An angry anti-fascist activist threw a creamy chocolate cake at a top official of Germany’s Left Party at a party congress. The activist says the action was prompted by the politician’s anti-refugee stance.
Sahra Wagenknecht, an outspoken leader of Die Linke’s parliamentary faction, was targeted by an activist who threw a chocolate cake at her face during the party convention in the city of Magdeburg on Saturday.
The cake attack was reinforced by other protesters throwing leaflets all over the place. A security detail took them away, while Wagenknecht was quickly surrounded by fellow party members, who covered her with their jackets in front of the cameras and escorted the MP out of the hall.
“This is an assault not only on Sahra, but an assault on us all,” Die Linke’s party chief Katja Kipping told the convention shortly after the cake attack.

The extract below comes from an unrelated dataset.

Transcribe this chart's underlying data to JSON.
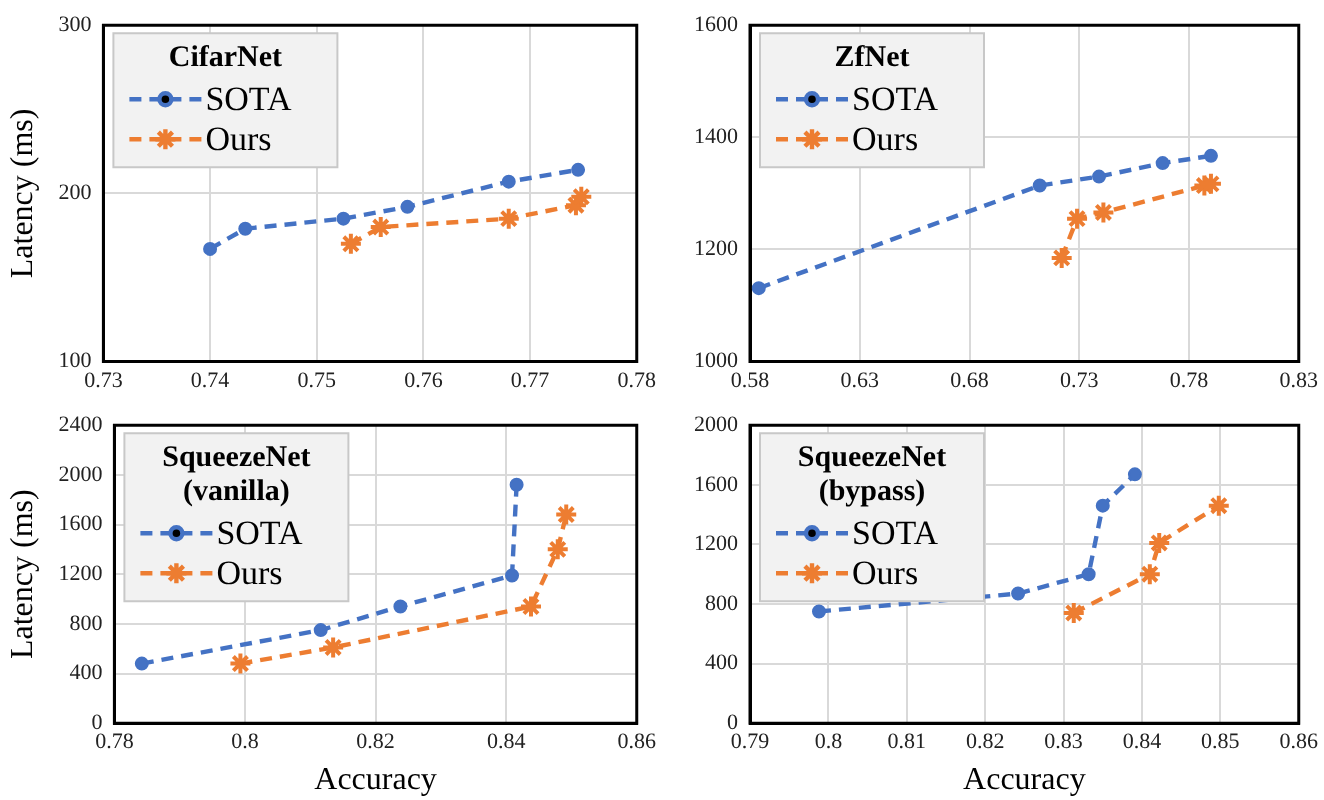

Gregor Gysi, another party heavyweight, wrote on his Facebook that “whoever throws cakes has no arguments,” before adding that actions such as this “have never happened to our party congresses before and must be ruled out in future.”

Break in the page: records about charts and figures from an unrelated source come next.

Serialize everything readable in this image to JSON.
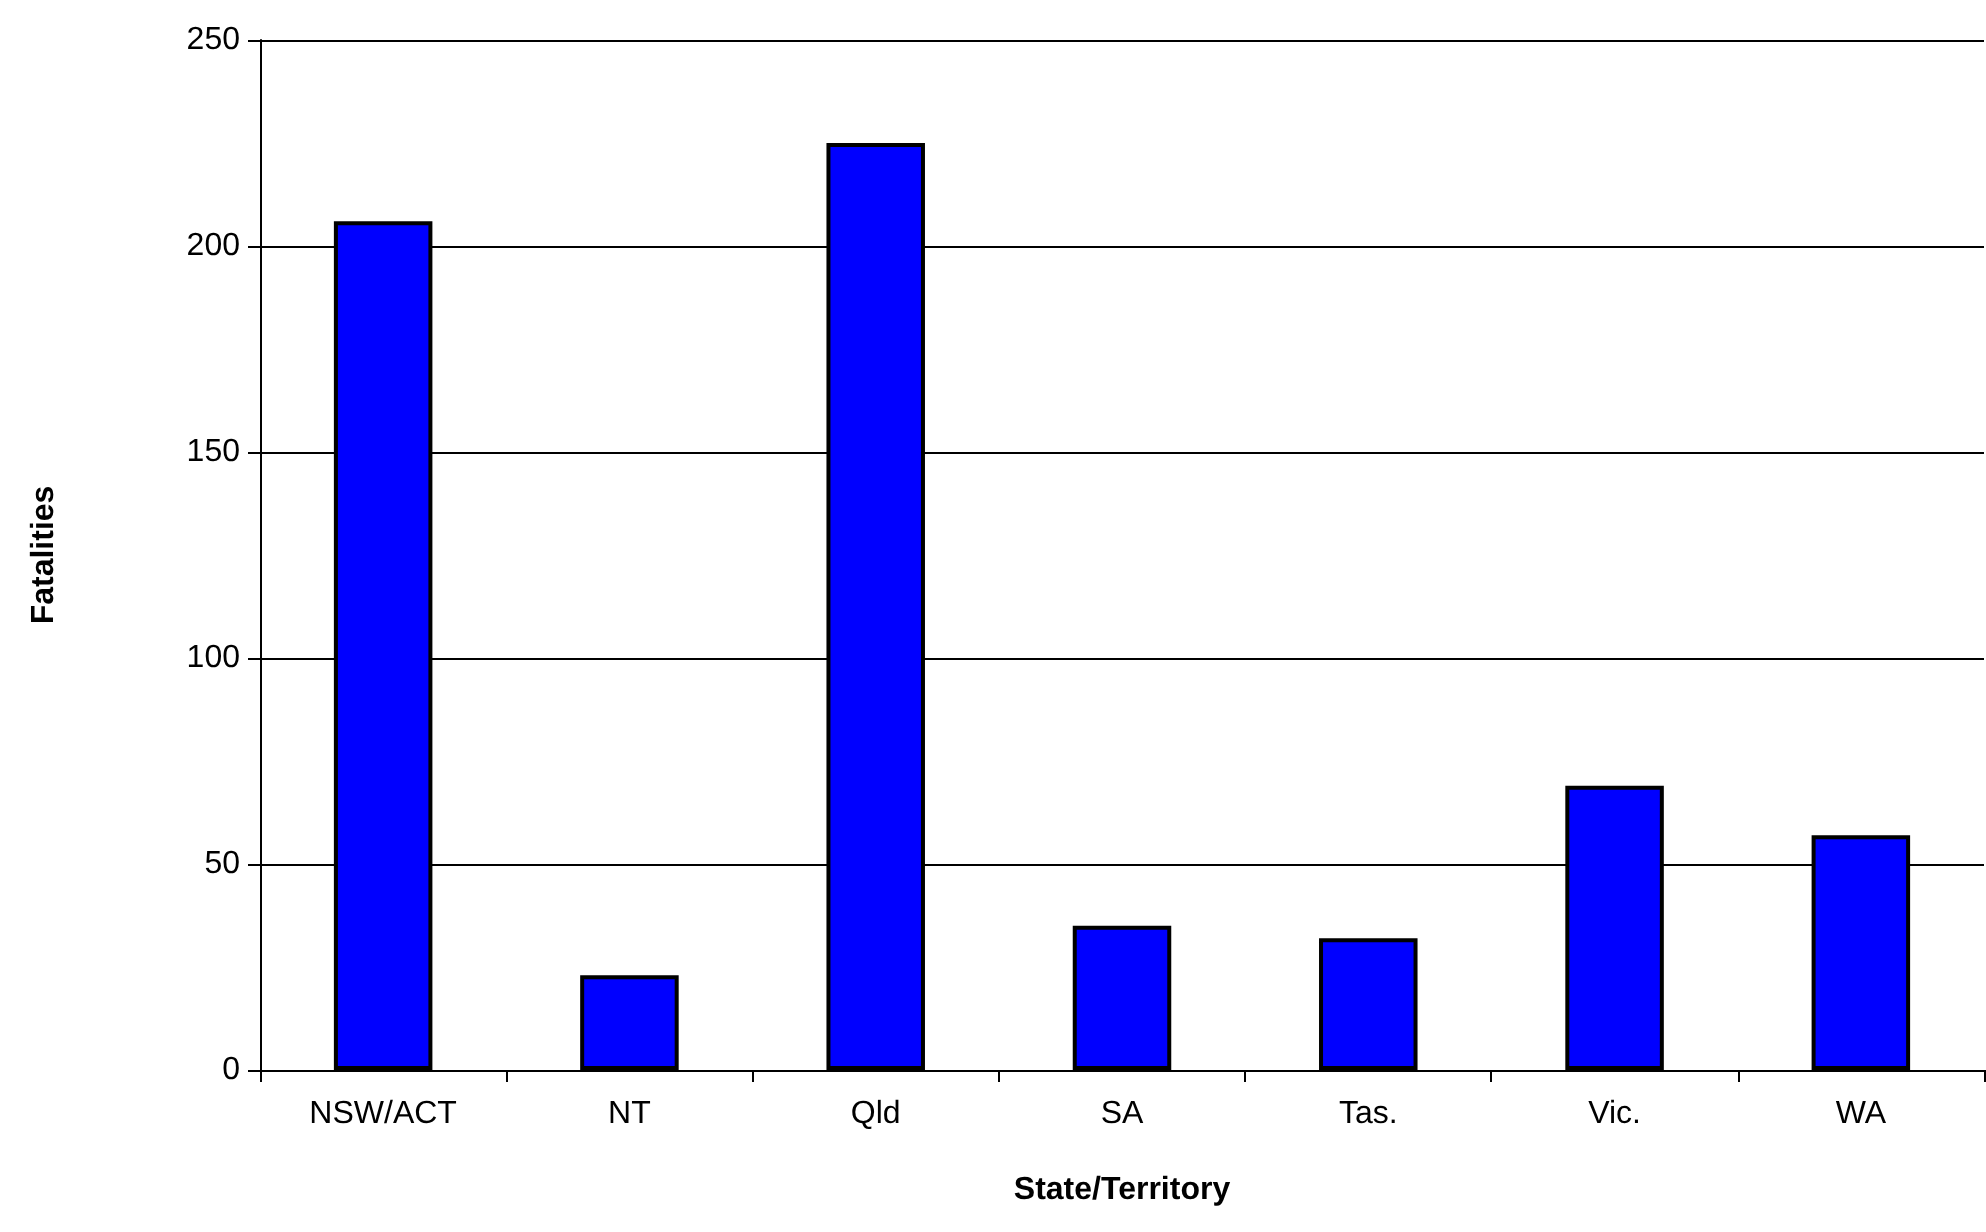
{
  "chart_data": {
    "type": "bar",
    "xlabel": "State/Territory",
    "ylabel": "Fatalities",
    "categories": [
      "NSW/ACT",
      "NT",
      "Qld",
      "SA",
      "Tas.",
      "Vic.",
      "WA"
    ],
    "values": [
      206,
      23,
      225,
      35,
      32,
      69,
      57
    ],
    "color": "#0000ff",
    "ylim": [
      0,
      250
    ],
    "yticks": [
      0,
      50,
      100,
      150,
      200,
      250
    ],
    "grid": "y"
  }
}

Surprisingly, the assault was not orchestrated by the far-right, as it might seem at a glance. The leaflets were signed by an “Anti-fascist cake initiative for the misanthropes,” and equated the left leader Wagenknecht to the rightwing populist AfD party and anti-immigrant PEGIDA movement.
The “anti-fascists” also accused both Die Linke and AfD, the two implacable political rivals, of playing protest agendas and doing nothing to change things. The leaflets claimed, without reference, that Wagenknecht’s husband, “in 2005 and long before the creation of the AfD,” demanded that native Germans be safeguarded from “foreign workers.”

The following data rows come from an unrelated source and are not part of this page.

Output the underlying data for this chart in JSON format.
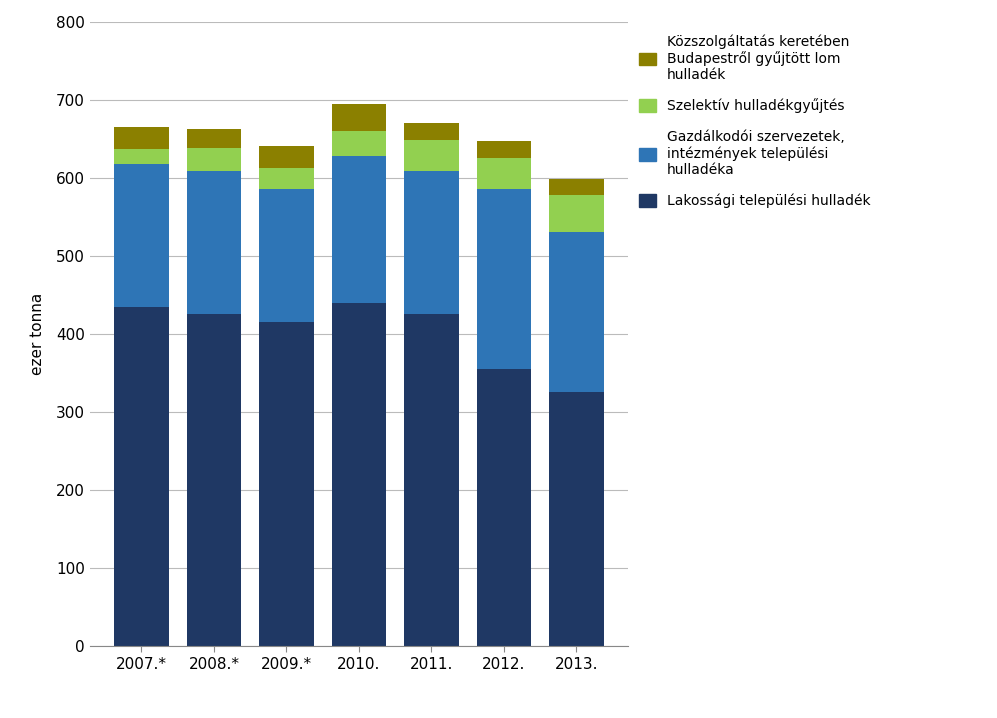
{
  "years": [
    "2007.*",
    "2008.*",
    "2009.*",
    "2010.",
    "2011.",
    "2012.",
    "2013."
  ],
  "lakossagi": [
    435,
    425,
    415,
    440,
    425,
    355,
    325
  ],
  "gazdalkodoi": [
    182,
    183,
    170,
    188,
    183,
    230,
    205
  ],
  "szelektiv": [
    20,
    30,
    28,
    32,
    40,
    40,
    48
  ],
  "lom": [
    28,
    25,
    27,
    35,
    22,
    22,
    20
  ],
  "colors": {
    "lakossagi": "#1F3864",
    "gazdalkodoi": "#2E75B6",
    "szelektiv": "#92D050",
    "lom": "#8B8000"
  },
  "legend_labels": [
    "Közszolgáltatás keretében\nBudapestről gyűjtött lom\nhulladék",
    "Szelektív hulladékgyűjtés",
    "Gazdálkodói szervezetek,\nintézmények települési\nhulladéka",
    "Lakossági települési hulladék"
  ],
  "ylabel": "ezer tonna",
  "ylim": [
    0,
    800
  ],
  "yticks": [
    0,
    100,
    200,
    300,
    400,
    500,
    600,
    700,
    800
  ],
  "bar_width": 0.75,
  "figure_bg": "#FFFFFF",
  "axes_bg": "#FFFFFF",
  "grid_color": "#BBBBBB",
  "spine_color": "#888888"
}
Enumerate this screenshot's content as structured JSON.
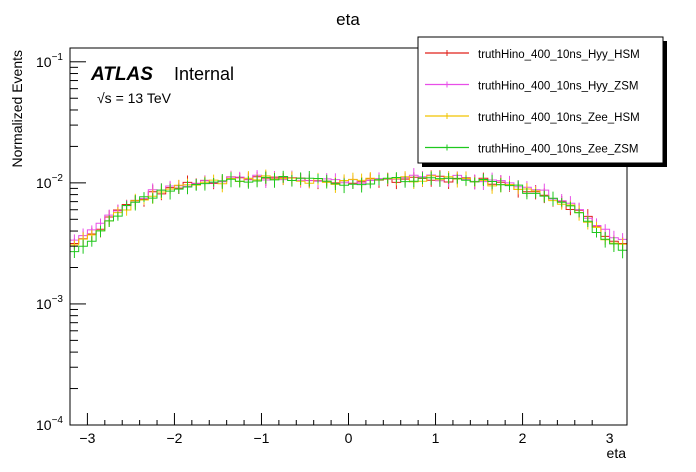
{
  "chart_data": {
    "type": "line",
    "title": "eta",
    "xlabel": "eta",
    "ylabel": "Normalized Events",
    "xlim": [
      -3.2,
      3.2
    ],
    "ylim": [
      0.0001,
      0.13
    ],
    "yscale": "log",
    "x_ticks": [
      "−3",
      "−2",
      "−1",
      "0",
      "1",
      "2",
      "3"
    ],
    "y_ticks": [
      {
        "base": "10",
        "exp": "−1"
      },
      {
        "base": "10",
        "exp": "−2"
      },
      {
        "base": "10",
        "exp": "−3"
      },
      {
        "base": "10",
        "exp": "−4"
      }
    ],
    "histogram": "step",
    "error_bars": true,
    "legend_position": "top-right",
    "annotations": {
      "experiment": "ATLAS",
      "status": "Internal",
      "sqrt_symbol": "√s",
      "energy": " = 13 TeV"
    },
    "bins": {
      "n": 64,
      "start": -3.2,
      "end": 3.2
    },
    "series": [
      {
        "name": "truthHino_400_10ns_Hyy_HSM",
        "color": "#e0201a",
        "values": [
          0.0031,
          0.0034,
          0.0037,
          0.0043,
          0.0051,
          0.0058,
          0.0064,
          0.0071,
          0.0076,
          0.0081,
          0.0085,
          0.0089,
          0.0093,
          0.0096,
          0.0099,
          0.0101,
          0.0103,
          0.0105,
          0.0106,
          0.0107,
          0.0108,
          0.0108,
          0.0109,
          0.0109,
          0.0109,
          0.0108,
          0.0107,
          0.0106,
          0.0105,
          0.0104,
          0.0103,
          0.0102,
          0.0102,
          0.0103,
          0.0104,
          0.0105,
          0.0106,
          0.0107,
          0.0108,
          0.0109,
          0.0109,
          0.0109,
          0.0108,
          0.0108,
          0.0107,
          0.0106,
          0.0105,
          0.0103,
          0.0101,
          0.0099,
          0.0096,
          0.0093,
          0.0089,
          0.0085,
          0.0081,
          0.0076,
          0.0071,
          0.0064,
          0.0058,
          0.0051,
          0.0043,
          0.0037,
          0.0034,
          0.0031
        ]
      },
      {
        "name": "truthHino_400_10ns_Hyy_ZSM",
        "color": "#e84ee8",
        "values": [
          0.0033,
          0.0036,
          0.004,
          0.0046,
          0.0053,
          0.006,
          0.0066,
          0.0073,
          0.0078,
          0.0083,
          0.0087,
          0.0091,
          0.0095,
          0.0098,
          0.0101,
          0.0103,
          0.0105,
          0.0107,
          0.0108,
          0.0109,
          0.011,
          0.011,
          0.0111,
          0.0111,
          0.011,
          0.0109,
          0.0108,
          0.0107,
          0.0106,
          0.0105,
          0.0104,
          0.0103,
          0.0103,
          0.0104,
          0.0105,
          0.0106,
          0.0107,
          0.0108,
          0.0109,
          0.011,
          0.0111,
          0.0111,
          0.011,
          0.011,
          0.0109,
          0.0108,
          0.0107,
          0.0105,
          0.0103,
          0.0101,
          0.0098,
          0.0095,
          0.0091,
          0.0087,
          0.0083,
          0.0078,
          0.0073,
          0.0066,
          0.006,
          0.0053,
          0.0046,
          0.004,
          0.0036,
          0.0033
        ]
      },
      {
        "name": "truthHino_400_10ns_Zee_HSM",
        "color": "#f2c400",
        "values": [
          0.003,
          0.0033,
          0.0036,
          0.0042,
          0.005,
          0.0057,
          0.0063,
          0.007,
          0.0075,
          0.008,
          0.0084,
          0.0088,
          0.0092,
          0.0095,
          0.0098,
          0.01,
          0.0102,
          0.0104,
          0.0105,
          0.0106,
          0.0107,
          0.0107,
          0.0108,
          0.0108,
          0.0108,
          0.0107,
          0.0106,
          0.0105,
          0.0104,
          0.0103,
          0.0102,
          0.0101,
          0.0101,
          0.0102,
          0.0103,
          0.0104,
          0.0105,
          0.0106,
          0.0107,
          0.0108,
          0.0108,
          0.0108,
          0.0107,
          0.0107,
          0.0106,
          0.0105,
          0.0104,
          0.0102,
          0.01,
          0.0098,
          0.0095,
          0.0092,
          0.0088,
          0.0084,
          0.008,
          0.0075,
          0.007,
          0.0063,
          0.0057,
          0.005,
          0.0042,
          0.0036,
          0.0033,
          0.003
        ]
      },
      {
        "name": "truthHino_400_10ns_Zee_ZSM",
        "color": "#1ec81e",
        "values": [
          0.0028,
          0.0031,
          0.0035,
          0.0041,
          0.0049,
          0.0056,
          0.0062,
          0.0069,
          0.0074,
          0.0079,
          0.0083,
          0.0087,
          0.0091,
          0.0094,
          0.0097,
          0.0099,
          0.0101,
          0.0103,
          0.0104,
          0.0105,
          0.0106,
          0.0106,
          0.0107,
          0.0107,
          0.0107,
          0.0106,
          0.0105,
          0.0104,
          0.0103,
          0.0102,
          0.0101,
          0.01,
          0.01,
          0.0101,
          0.0102,
          0.0103,
          0.0104,
          0.0105,
          0.0106,
          0.0107,
          0.0107,
          0.0107,
          0.0106,
          0.0106,
          0.0105,
          0.0104,
          0.0103,
          0.0101,
          0.0099,
          0.0097,
          0.0094,
          0.0091,
          0.0087,
          0.0083,
          0.0079,
          0.0074,
          0.0069,
          0.0062,
          0.0056,
          0.0049,
          0.0041,
          0.0035,
          0.0031,
          0.0028
        ]
      }
    ]
  }
}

Wagenknecht appeared before the party members shortly afterwards, met by applause and a standing ovation. “Stupid actions like this will not deter me from being actively engaged into policy-making for the Left Party,” she was quoted as saying by Die Welt newspaper.
Earlier in January, Wagenknecht sparked criticism within her own party after she said that there are “limits to Germany’s capacity” to take refugees. “We can’t take one million or more refugees each year,” she said. The top party leader argued that migrants misuse their rights under what she called the “guest law.”